Each measurement result is shown in table 2.
Table 2
Run No. | Laminate | Tg (℃) | E’
23 (GPa)
| E’
100 (GPa)
| CTE (ppm/ ℃) | Td5% (℃) | RMA (wt%) | CHE (ppm/%RH) |
TD | MD |
1 | A | 403 | 10.79 | 10.47 | -3.6 | 457 | -- | -- | -- |
2 | B | 365 | 10.30 | 9.26 | -0.9 | 481 | 1.69 | 9.8 | 9.7 |
3 | C | 430 | 10.20 | 9.12 | 8.7 | 477 | 1.35 | 9.7 | 7.6 |
4 | D | 378 | 9.51 | 8.08 | -7.7 | 431 | 1.31 | 0.3 | 0.3 |
5 | E | 378 | 6.80 | 5.36 | 14 | 434 | 1.27 | 5.4 | 5.5 |
6 | F | 270 | 5.40 | 4.48 | 58 | 443 | 0.88 | 9.4 | 8.8 |
7 | G | 378 | 4.90 | 3.91 | -11 | 426 | 0.64 | -2.2 | -0.5 |
8 | H | 365 | 4.49 | 3.95 | 24 | 439 | 0.83 | -1.0 | 0 |
9 | I | 276 | 3.80 | 2.82 | 66 | 421 | 0.76 | -7.9 | -7.2 |
10 | J | 387 | 2.48 | 2.22 | 41 | >505 | 1.70 | 34 | 36 |
11 | K | 394 | 5.17 | 4.50 | 17 | 539 | 0.55 | -2.1 | -1.6 |
12 | L | 391 | 4.95 | 4.35 | 51 | 543 | 0.68 | -4.1 | -4.2 |
13 | M | 376 | 4.6 | 3.66 | 21 | 465 | 1.37 | 9.7 | 9.9 |
14 | N | 371 | 5.6 | -- | 17 | 437 | 0.55 | -1.2 | -1.8 |
15 | O | 360 | 9.1 | -- | 7.1 | 482 | 1.43 | 6.9 | 7.5 |
16 | P | 370 | 4.5 | -- | 15.1 | 528 | 0.69 | * | * |
17 | Q | 374 | 8.7 | -- | 12.0 | 490 | 1.03 | 3.1 | 2.7 |
18 | R | 311 | 3.1 | -- | 56.1 | 490 | 0.64 | -- | -- |
Embodiment 2
The solution of the polyamic acid R of modulation in the synthesis example 18 is uniformly applied on the thick Copper Foil of 18 μ m with the thickness of 25 μ m, desolvates to remove at 130 ℃ of following heat dryings then.Then, it is stacked to carry out evenly to be coated with the solution of the polyamic acid E of modulation in the synthesis example 5 with the thickness of 195 μ m thereon, desolvates to remove at 70 ℃~130 ℃ following heat dryings.On polyamic acid E layer, evenly be coated with the solution of the polyamic acid R of modulation in the synthesis example 18 again, desolvate to remove at 135 ℃ of following heat dryings with the thickness of 37 μ m.Then, heat-treat and make its imidizate, obtain on Copper Foil, having formed the laminate M1 of the insulating resin layer of the about 25 μ m of gross thickness that constitute by 3 strata acid imide resin beds thereby be elevated to 360 ℃ from room temperature with about 5 hours.The dried thickness of polyamic acid resin layer that is coated with on Copper Foil is the about 3.5 μ m of the about 19 μ m/ of about 2.5 μ m/ with the order of R/E/R.
Embodiment 3~4
Similarly to Example 2, obtain on Copper Foil, having formed the laminate M2 and the M3 of the insulating resin layer of the about 25 μ m of total bed thickness that constitute by 3 strata acid imide resin beds.The kind of the polyamic acid solution that is coated with on Copper Foil and dry back thickness are successively: M2 is the about 3.5 μ m of the about 19 μ m/R of the about 2.5 μ m/O of R, and M3 is the about 3.5 μ m of the about 19 μ m/R of the about 2.5 μ m/Q of R.

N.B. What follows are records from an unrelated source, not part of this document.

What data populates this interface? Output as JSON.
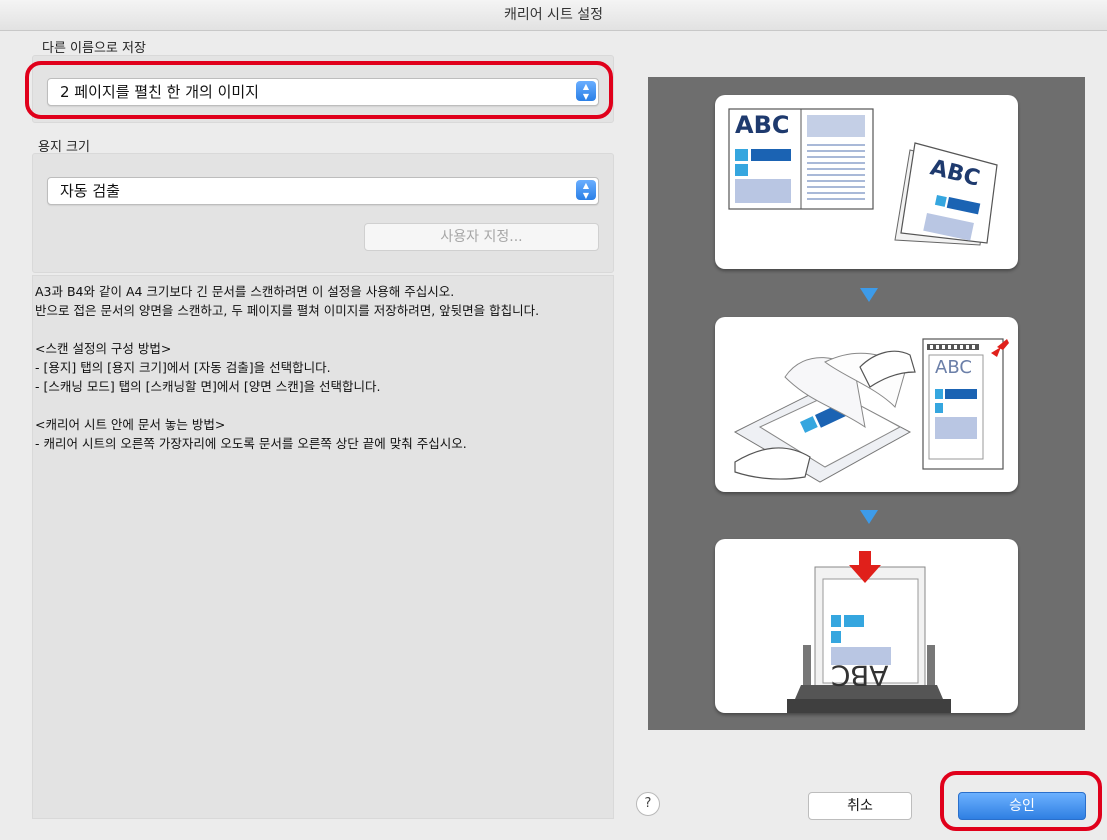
{
  "window": {
    "title": "캐리어 시트 설정"
  },
  "save_as": {
    "label": "다른 이름으로 저장",
    "selected": "2 페이지를 펼친 한 개의 이미지"
  },
  "paper_size": {
    "label": "용지 크기",
    "selected": "자동 검출",
    "custom_button": "사용자 지정..."
  },
  "description": {
    "line1": "A3과 B4와 같이 A4 크기보다 긴 문서를 스캔하려면 이 설정을 사용해 주십시오.",
    "line2": "반으로 접은 문서의 양면을 스캔하고, 두 페이지를 펼쳐 이미지를 저장하려면, 앞뒷면을 합칩니다.",
    "heading1": "<스캔 설정의 구성 방법>",
    "step1": "- [용지] 탭의 [용지 크기]에서 [자동 검출]을 선택합니다.",
    "step2": "- [스캐닝 모드] 탭의 [스캐닝할 면]에서 [양면 스캔]을 선택합니다.",
    "heading2": "<캐리어 시트 안에 문서 놓는 방법>",
    "step3": "- 캐리어 시트의 오른쪽 가장자리에 오도록 문서를 오른쪽 상단 끝에 맞춰 주십시오."
  },
  "illustration": {
    "card1_text_left": "ABC",
    "card1_text_right": "ABC",
    "card2_text": "ABC",
    "card3_text": "ABC"
  },
  "buttons": {
    "help": "?",
    "cancel": "취소",
    "ok": "승인"
  },
  "colors": {
    "highlight": "#e0001b",
    "accent_blue": "#2f7fe2",
    "illustration_blue": "#1b63b3"
  }
}
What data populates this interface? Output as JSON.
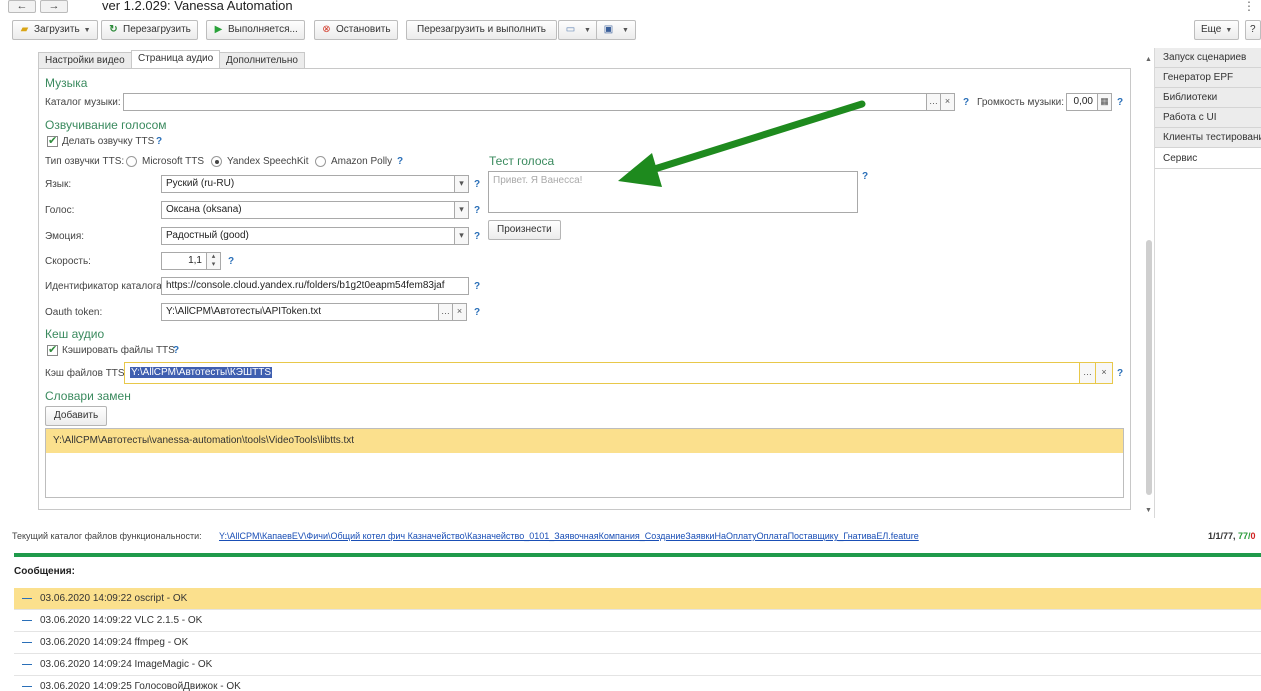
{
  "window": {
    "title": "ver 1.2.029: Vanessa Automation",
    "back": "←",
    "forward": "→",
    "more": "⋮"
  },
  "toolbar": {
    "load": "Загрузить",
    "reload": "Перезагрузить",
    "running": "Выполняется...",
    "stop": "Остановить",
    "reload_run": "Перезагрузить и выполнить",
    "more": "Еще",
    "help": "?"
  },
  "tabs": [
    "Настройки видео",
    "Страница аудио",
    "Дополнительно"
  ],
  "music": {
    "section": "Музыка",
    "catalog_label": "Каталог музыки:",
    "catalog_value": "",
    "volume_label": "Громкость музыки:",
    "volume_value": "0,00"
  },
  "voice": {
    "section": "Озвучивание голосом",
    "do_tts_label": "Делать озвучку TTS",
    "tts_type_label": "Тип озвучки TTS:",
    "tts_options": [
      "Microsoft TTS",
      "Yandex SpeechKit",
      "Amazon Polly"
    ],
    "tts_selected": "Yandex SpeechKit",
    "lang_label": "Язык:",
    "lang_value": "Руский (ru-RU)",
    "voice_label": "Голос:",
    "voice_value": "Оксана (oksana)",
    "emotion_label": "Эмоция:",
    "emotion_value": "Радостный (good)",
    "speed_label": "Скорость:",
    "speed_value": "1,1",
    "catalog_id_label": "Идентификатор каталога:",
    "catalog_id_value": "https://console.cloud.yandex.ru/folders/b1g2t0eapm54fem83jaf",
    "oauth_label": "Oauth token:",
    "oauth_value": "Y:\\AllCPM\\Автотесты\\APIToken.txt"
  },
  "voice_test": {
    "section": "Тест голоса",
    "placeholder": "Привет. Я Ванесса!",
    "speak_button": "Произнести"
  },
  "cache": {
    "section": "Кеш аудио",
    "cache_files_label": "Кэшировать файлы TTS",
    "cache_dir_label": "Кэш файлов TTS:",
    "cache_dir_value": "Y:\\AllCPM\\Автотесты\\КЭШТТS"
  },
  "dictionaries": {
    "section": "Словари замен",
    "add_button": "Добавить",
    "items": [
      "Y:\\AllCPM\\Автотесты\\vanessa-automation\\tools\\VideoTools\\libtts.txt"
    ]
  },
  "right_panel": {
    "items": [
      "Запуск сценариев",
      "Генератор EPF",
      "Библиотеки",
      "Работа с UI",
      "Клиенты тестирования",
      "Сервис"
    ],
    "selected": "Сервис"
  },
  "status": {
    "current_dir_label": "Текущий каталог файлов функциональности:",
    "current_dir_value": "Y:\\AllCPM\\КапаевEV\\Фичи\\Общий котел фич Казначейство\\Казначейство_0101_ЗаявочнаяКомпания_СозданиеЗаявкиНаОплатуОплатаПоставщику_ГнативаЕЛ.feature",
    "counter_a": "1/1/77, ",
    "counter_b": "77/",
    "counter_c": "0"
  },
  "messages": {
    "title": "Сообщения:",
    "items": [
      "03.06.2020 14:09:22 oscript - OK",
      "03.06.2020 14:09:22 VLC 2.1.5 - OK",
      "03.06.2020 14:09:24 ffmpeg - OK",
      "03.06.2020 14:09:24 ImageMagic - OK",
      "03.06.2020 14:09:25 ГолосовойДвижок - OK"
    ]
  },
  "colors": {
    "section_green": "#3a8a5e",
    "arrow_green": "#1e8a1e",
    "highlight_yellow": "#fbe08d",
    "link_blue": "#1a4fb6"
  }
}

For the laminate M1~M3 that obtains among the embodiment 2~4, measure cementability intensity.In addition, use ferric chloride in aqueous solution that the Copper Foil etching is removed, make polyimide film, measure the thermal coefficient of expansion (CTE) in the 3 strata imide layer.

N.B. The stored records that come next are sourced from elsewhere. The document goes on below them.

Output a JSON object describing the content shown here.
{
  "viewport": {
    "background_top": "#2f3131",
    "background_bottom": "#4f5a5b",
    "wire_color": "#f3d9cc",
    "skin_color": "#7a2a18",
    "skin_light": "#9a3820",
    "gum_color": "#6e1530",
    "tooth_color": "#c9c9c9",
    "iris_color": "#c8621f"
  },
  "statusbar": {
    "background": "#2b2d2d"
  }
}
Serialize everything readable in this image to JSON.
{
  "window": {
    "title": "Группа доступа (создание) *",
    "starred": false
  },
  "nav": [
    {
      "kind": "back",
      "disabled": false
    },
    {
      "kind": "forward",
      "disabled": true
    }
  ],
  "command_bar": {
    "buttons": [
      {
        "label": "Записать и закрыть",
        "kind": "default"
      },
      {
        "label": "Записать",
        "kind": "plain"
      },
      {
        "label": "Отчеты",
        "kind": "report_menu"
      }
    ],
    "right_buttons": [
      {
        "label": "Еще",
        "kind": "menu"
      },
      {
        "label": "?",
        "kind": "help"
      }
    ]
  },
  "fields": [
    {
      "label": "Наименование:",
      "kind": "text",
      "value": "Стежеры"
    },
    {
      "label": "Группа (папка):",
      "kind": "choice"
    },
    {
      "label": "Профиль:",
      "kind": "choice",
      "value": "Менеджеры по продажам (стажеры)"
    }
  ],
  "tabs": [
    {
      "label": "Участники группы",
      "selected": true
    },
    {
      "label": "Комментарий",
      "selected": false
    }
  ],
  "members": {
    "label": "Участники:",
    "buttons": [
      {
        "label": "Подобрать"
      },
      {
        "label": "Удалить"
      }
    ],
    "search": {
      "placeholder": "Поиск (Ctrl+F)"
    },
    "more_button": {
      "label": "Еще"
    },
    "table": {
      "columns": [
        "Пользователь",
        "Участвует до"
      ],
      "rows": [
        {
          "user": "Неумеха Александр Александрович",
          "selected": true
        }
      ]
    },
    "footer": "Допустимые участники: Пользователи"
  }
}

Each measurement result is shown in table 3.
Table 3
Embodiment | Laminate | Layer structure | Cementability (kN/m) | CTE (ppm/℃) |
2 | M1 | R/E/R | 1.4 | 17 |
3 | M2 | R/O/R | 1.5 | 16 |
4 | M3 | R/Q/R | 1.4 | 20 |
Laminate for wiring board of the present invention, the excellent heat resistance as the polyimide resin layer of insulating barrier has agent of low hygroscopicity, and dimensional stability is also excellent, without all problems from adhesive linkage, also has the effect that suppresses the warpage that humidity produces.In addition, therefore the polyimide resin layer of insulating barrier has no anisotropic feature in face because the difference of the humidity expansion coefficient of TD direction and MD direction is little, can be widely used in the parts of field of electronic materials.Be specially adapted to FPC, HDD draft hitch with purposes such as substrates.